Academies Bill/Education & Children’s Bill

Two education bills were included in the Queen’s speech: plans to encourage schools to become academies were announced almost immediately, while the much publicised plans to bring in Swedish-style ‘free schools’ will become clearer when announced in the autumn.

The Conservatives say that making more schools into academies will give power to those who know best how to run them. Education secretary Michael Gove said: “Teachers know how to run schools, not bureaucrats or politicians. That’s why this government is committed to giving all schools greater freedom.”

The plans are designed to shift power from government to society, yet responsibility for approving academy schools is moving from local authorities to central government. This will increase the workload of the academies team in the education department, which will be taking on extra staff.

Local government organisations differ on the changes to the approval process. The Local Government Information Unit maintains that local bodies should be given a role within the process of establishing schools, and in supporting them. However, the Local Government Association emphatically greeted the change because, it says, academy status offers “more freedom from central government rules”.

Michael Gove’s much trumpeted education reforms were a flagship policy for the Conservatives throughout the general election, and the Education and Children’s Bill will introduce the Liberal Democrats’ “pupil premium” – rewarding schools for taking on poor students. But Lib Dems may not be happy with schools’ removal from local authority control: they fought an election campaign calling for greater powers for local education authorities.

Welfare Reform Bill

The new work and pensions secretary, Iain Duncan Smith, believes that streamlining the welfare system will achieve big savings and encourage more than five million people on benefits to move into employment.

He said when launching the bill: “We will create a work programme which will move toward a single scheme that will offer targeted, personalised help for those who need it most, sooner rather than later.”

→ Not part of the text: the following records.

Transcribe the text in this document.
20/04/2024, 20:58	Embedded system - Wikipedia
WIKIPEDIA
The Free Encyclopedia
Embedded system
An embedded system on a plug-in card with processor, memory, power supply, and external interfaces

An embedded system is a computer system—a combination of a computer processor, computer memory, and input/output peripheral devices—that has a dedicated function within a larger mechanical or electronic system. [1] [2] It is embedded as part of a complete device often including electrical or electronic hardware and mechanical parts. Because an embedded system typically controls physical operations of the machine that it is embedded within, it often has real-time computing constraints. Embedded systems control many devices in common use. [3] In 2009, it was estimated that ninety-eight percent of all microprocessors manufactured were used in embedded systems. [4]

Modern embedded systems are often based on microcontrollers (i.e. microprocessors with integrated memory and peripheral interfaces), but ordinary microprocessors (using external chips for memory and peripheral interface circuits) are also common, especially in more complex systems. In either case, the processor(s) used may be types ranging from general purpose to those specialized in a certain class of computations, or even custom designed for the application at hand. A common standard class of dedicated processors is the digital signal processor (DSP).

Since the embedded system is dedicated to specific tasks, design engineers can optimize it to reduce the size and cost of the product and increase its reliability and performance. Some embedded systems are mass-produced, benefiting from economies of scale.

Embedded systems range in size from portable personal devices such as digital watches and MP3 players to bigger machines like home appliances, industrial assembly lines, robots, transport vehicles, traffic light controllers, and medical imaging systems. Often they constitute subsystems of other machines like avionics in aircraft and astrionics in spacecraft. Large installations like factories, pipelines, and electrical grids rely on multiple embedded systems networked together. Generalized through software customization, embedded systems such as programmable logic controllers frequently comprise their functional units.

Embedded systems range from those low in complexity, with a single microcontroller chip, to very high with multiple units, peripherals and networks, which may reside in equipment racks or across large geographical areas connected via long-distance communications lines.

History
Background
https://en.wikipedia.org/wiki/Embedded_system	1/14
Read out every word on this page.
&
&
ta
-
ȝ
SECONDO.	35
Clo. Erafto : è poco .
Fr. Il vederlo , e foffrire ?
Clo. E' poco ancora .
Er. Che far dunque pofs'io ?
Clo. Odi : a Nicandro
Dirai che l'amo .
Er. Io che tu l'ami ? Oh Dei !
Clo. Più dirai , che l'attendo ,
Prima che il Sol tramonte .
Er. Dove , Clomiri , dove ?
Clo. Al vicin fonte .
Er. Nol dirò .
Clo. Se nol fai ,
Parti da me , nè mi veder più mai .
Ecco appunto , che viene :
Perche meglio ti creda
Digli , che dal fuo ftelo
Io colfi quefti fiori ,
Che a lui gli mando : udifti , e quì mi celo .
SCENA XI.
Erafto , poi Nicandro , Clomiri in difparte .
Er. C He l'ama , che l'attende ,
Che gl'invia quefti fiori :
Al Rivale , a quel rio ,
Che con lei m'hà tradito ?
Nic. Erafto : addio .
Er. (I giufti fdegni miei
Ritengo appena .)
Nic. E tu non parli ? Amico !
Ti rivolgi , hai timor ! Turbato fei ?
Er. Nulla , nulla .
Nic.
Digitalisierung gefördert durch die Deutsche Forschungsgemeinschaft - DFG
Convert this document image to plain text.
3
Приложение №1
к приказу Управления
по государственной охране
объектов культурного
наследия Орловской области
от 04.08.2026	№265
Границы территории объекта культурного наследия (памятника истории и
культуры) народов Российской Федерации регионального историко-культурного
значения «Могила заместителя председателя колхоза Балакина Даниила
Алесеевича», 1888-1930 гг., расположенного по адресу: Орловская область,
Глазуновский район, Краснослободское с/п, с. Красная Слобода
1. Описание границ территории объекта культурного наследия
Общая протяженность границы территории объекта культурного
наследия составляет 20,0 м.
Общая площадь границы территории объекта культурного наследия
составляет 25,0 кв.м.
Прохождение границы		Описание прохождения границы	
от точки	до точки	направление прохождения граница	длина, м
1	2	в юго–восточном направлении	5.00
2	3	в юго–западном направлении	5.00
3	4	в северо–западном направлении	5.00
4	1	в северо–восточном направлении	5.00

The bill also aims to accelerate incapacity benefit assessments, although former welfare minister Jim Knight told CSW this may not be possible. In order to move more people off incapacity benefit, he said, “you’ve got to recruit more people in to do the medical assessment. There are already issues around the one contractor, Atos Origin; whether they had enough capacity to do as much as we wanted them to do.”

“I’m not aware that there’s anybody else that could do that work, unless you take people out of the NHS treating patients to assess ability to work.”

Welfare reform has long been a priority of the Conservatives, and is something that unites both wings of the party – a factor that is particularly important given that the party has had to compromise other policies in order to forge a coalition. The sticking point of the policy is cost – altering the benefits system to remove the poverty trap could involve increasing the level of some benefits.